Nonetheless, most sectors other than telecom have above-average P/Es today. This is typical of a growth-led period: When growth stocks -- with their typically higher valuations -- outperform, market valuations overall rise. Growth stocks' leading doesn't necessarily signal danger, either: As Exhibit 2 shows, growth can pace bull markets for years before they end.

Exhibit 2: U.S. Growth vs. Value Historical Performance

Source: FactSet, as of 8/23/2017. Russell 3000 Growth Index rolling 12-month returns minus Russell 3000 Value Index rolling 12-month returns, December 1978 - July 2017. Bear market dates are based on S&P 500 price returns.

In this bull, growth started outperforming in mid-2013 -- not coincidentally, about when high P/E fears started kicking into gear. After slipping between July 2015 and December of last year, growth roared back, reinvigorating high-P/E fears.

While such worries are regular in bull markets, they are perhaps heightened this time because investors haven't seen persistent growth leadership since the 1990s. Glance again at Exhibit 2, and you'll see value led through most of the 2003-2007 bull market. Likewise, Exhibit 1 shows P/E ratios mostly fell. Why? Primarily because the bull ended in a wallop, long before P/E-boosting optimism -- and growth stocks -- got a chance to shine. Hence, for many of today's investors, stocks' persistent rise while valuations are above-average may seem unusual -- weird and risky.
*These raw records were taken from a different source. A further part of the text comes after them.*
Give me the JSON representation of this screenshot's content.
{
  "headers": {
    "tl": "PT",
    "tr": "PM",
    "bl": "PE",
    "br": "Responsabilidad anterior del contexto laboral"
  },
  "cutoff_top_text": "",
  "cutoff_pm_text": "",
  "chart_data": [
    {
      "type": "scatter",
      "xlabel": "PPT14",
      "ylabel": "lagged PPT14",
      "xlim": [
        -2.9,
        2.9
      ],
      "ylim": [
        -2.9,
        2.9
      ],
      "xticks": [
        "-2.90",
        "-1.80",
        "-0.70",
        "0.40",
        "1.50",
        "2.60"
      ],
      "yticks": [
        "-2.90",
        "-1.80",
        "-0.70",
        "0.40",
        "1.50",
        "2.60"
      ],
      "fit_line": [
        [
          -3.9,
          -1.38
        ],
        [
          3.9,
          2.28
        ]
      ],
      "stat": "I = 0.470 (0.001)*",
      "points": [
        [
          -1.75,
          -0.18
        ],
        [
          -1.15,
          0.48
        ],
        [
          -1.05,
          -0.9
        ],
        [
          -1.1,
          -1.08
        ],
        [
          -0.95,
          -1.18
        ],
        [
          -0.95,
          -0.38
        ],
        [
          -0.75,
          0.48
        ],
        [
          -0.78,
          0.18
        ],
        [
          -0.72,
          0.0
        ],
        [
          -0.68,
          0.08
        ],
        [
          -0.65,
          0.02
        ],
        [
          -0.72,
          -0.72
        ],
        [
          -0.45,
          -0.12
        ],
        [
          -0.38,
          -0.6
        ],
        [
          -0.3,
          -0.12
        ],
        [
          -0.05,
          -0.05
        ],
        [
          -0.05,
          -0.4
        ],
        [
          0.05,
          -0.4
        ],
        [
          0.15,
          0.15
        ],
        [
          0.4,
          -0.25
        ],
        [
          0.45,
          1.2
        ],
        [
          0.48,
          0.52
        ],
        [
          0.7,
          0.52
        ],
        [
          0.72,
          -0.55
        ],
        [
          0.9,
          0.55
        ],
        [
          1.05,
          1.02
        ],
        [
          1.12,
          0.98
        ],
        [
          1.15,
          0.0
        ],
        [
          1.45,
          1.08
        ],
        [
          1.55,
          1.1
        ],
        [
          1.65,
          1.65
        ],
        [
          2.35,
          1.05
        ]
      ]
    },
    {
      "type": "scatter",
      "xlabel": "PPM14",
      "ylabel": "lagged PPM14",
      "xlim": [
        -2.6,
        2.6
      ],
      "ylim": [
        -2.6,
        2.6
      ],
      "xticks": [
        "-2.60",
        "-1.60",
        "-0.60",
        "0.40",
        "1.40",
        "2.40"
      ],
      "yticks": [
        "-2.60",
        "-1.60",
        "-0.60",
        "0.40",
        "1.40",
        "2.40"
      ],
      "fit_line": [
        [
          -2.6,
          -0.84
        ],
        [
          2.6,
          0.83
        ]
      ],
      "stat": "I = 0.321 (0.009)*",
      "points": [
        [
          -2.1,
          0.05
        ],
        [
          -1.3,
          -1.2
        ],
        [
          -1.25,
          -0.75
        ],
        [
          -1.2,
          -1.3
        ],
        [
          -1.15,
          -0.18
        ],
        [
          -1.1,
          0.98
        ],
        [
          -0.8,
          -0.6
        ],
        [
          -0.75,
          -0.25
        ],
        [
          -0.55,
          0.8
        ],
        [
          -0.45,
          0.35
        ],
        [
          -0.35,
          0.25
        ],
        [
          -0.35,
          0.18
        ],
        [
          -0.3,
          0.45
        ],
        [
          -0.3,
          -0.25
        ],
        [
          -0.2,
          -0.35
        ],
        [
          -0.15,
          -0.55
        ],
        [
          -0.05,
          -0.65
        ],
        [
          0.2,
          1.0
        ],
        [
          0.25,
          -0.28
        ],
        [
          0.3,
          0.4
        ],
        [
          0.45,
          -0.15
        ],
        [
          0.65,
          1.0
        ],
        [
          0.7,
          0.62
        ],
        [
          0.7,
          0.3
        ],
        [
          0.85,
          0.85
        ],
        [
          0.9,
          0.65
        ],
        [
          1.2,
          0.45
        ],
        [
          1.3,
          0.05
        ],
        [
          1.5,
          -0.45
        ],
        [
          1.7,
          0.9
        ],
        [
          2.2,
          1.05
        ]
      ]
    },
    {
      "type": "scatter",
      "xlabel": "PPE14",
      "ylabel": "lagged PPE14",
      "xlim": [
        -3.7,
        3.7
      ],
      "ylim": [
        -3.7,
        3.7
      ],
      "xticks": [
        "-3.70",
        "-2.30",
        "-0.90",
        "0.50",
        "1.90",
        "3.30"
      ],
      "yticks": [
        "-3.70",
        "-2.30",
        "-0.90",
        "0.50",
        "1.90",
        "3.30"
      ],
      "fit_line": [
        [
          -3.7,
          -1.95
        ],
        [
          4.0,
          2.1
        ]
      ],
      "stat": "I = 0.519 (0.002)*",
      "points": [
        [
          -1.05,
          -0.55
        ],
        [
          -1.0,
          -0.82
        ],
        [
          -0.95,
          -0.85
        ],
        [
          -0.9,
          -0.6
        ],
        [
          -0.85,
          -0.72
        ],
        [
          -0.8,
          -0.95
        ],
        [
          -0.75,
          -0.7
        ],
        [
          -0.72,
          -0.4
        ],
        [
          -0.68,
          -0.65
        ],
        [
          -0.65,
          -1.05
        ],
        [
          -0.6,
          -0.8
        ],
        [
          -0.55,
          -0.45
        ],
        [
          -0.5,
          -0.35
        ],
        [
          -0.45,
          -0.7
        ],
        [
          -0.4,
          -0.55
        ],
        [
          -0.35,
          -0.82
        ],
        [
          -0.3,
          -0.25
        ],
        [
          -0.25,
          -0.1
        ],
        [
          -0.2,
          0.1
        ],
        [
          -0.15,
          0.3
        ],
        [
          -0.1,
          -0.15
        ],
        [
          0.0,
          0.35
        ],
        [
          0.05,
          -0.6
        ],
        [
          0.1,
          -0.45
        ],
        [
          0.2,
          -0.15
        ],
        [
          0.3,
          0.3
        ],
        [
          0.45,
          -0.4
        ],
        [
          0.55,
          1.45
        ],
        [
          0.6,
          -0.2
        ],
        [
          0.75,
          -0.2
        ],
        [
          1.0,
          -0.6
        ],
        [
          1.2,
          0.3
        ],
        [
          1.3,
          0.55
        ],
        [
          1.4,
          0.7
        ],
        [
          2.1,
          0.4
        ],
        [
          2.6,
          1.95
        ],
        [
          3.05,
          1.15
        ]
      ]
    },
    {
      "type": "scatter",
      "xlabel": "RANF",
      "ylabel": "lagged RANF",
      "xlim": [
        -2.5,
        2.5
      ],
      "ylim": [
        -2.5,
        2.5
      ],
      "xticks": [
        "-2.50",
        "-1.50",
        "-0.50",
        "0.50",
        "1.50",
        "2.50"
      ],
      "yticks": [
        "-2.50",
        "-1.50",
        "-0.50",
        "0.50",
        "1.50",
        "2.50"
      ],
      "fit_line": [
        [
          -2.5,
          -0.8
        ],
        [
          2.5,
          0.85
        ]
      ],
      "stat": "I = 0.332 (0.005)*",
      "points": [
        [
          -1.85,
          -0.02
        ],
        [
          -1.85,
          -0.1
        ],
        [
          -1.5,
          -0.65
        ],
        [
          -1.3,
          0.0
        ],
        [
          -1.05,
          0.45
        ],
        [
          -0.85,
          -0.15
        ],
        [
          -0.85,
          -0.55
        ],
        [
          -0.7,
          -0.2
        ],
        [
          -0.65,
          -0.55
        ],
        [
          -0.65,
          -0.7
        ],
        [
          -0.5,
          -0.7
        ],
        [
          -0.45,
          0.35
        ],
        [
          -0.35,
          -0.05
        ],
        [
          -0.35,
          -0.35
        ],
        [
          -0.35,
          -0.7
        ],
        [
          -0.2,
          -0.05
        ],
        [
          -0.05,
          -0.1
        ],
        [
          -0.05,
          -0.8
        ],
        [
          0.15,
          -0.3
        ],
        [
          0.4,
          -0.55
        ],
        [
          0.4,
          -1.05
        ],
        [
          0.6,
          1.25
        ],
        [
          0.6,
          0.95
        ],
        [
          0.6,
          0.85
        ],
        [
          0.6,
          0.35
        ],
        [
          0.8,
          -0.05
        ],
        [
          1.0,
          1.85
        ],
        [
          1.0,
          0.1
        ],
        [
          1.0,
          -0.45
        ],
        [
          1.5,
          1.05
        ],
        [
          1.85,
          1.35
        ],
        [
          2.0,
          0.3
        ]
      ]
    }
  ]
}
But in reality, it is neither of those things. There are both fundamental and sentiment-based reasons for growth stocks to lead -- and valuations to rise -- in a bull's later stages.

For starters, business cycles affect value and growth companies differently. Value stocks' economic sensitivity means they tend to benefit disproportionately when the economy rebounds from recession and surprises pessimistic investors. Growth, meanwhile, tends to lead later in a bull, as increasingly optimistic investors favor high-quality companies with strong earnings potential. These stocks typically sport higher valuations, so P/Es rise: More confident investors are willing to pay up for the fast earnings growth they expect.

Eventually, sentiment will likely reach a point where investors believe they have a clear view of profit growth extending far into the future. This is characteristic of a bubble. As the tech bubble inflated, for example, valuations surged as investors bid up dot-com stocks with allegedly sky-high earnings potential.

We aren't at the point in this bull market where folks project profits as far as the eye can see and disdain valuations. But sentiment is warming, and it seems to be lifting valuations and growth stocks with it. And sure enough -- high-P/E companies with innovation-driven revenue streams have led the way recently.

If this sounds like tech, that's because many (though by no means all) tech companies are growth stocks[ii] -- an example of style/sector overlap. (Of course, growth isn't limited to tech, but it is a fair example.)

Ultimately, we don't think investors should sweat growth's day in the sun. Its primacy today is typical of a maturing bull featuring sustained earnings growth and slowly warming sentiment -- and in a world of broad-based growth and stellar earnings in both the U.S. and Europe, it's rational for investors to pay more for future earnings -- and bid up stocks.

[i] Source: FactSet, as of 8/28/2017. S&P 500 and MSCI World 12-month Forward P/E ratios, through 8/25/2017.

[ii] Likewise, not all growth stocks are in tech.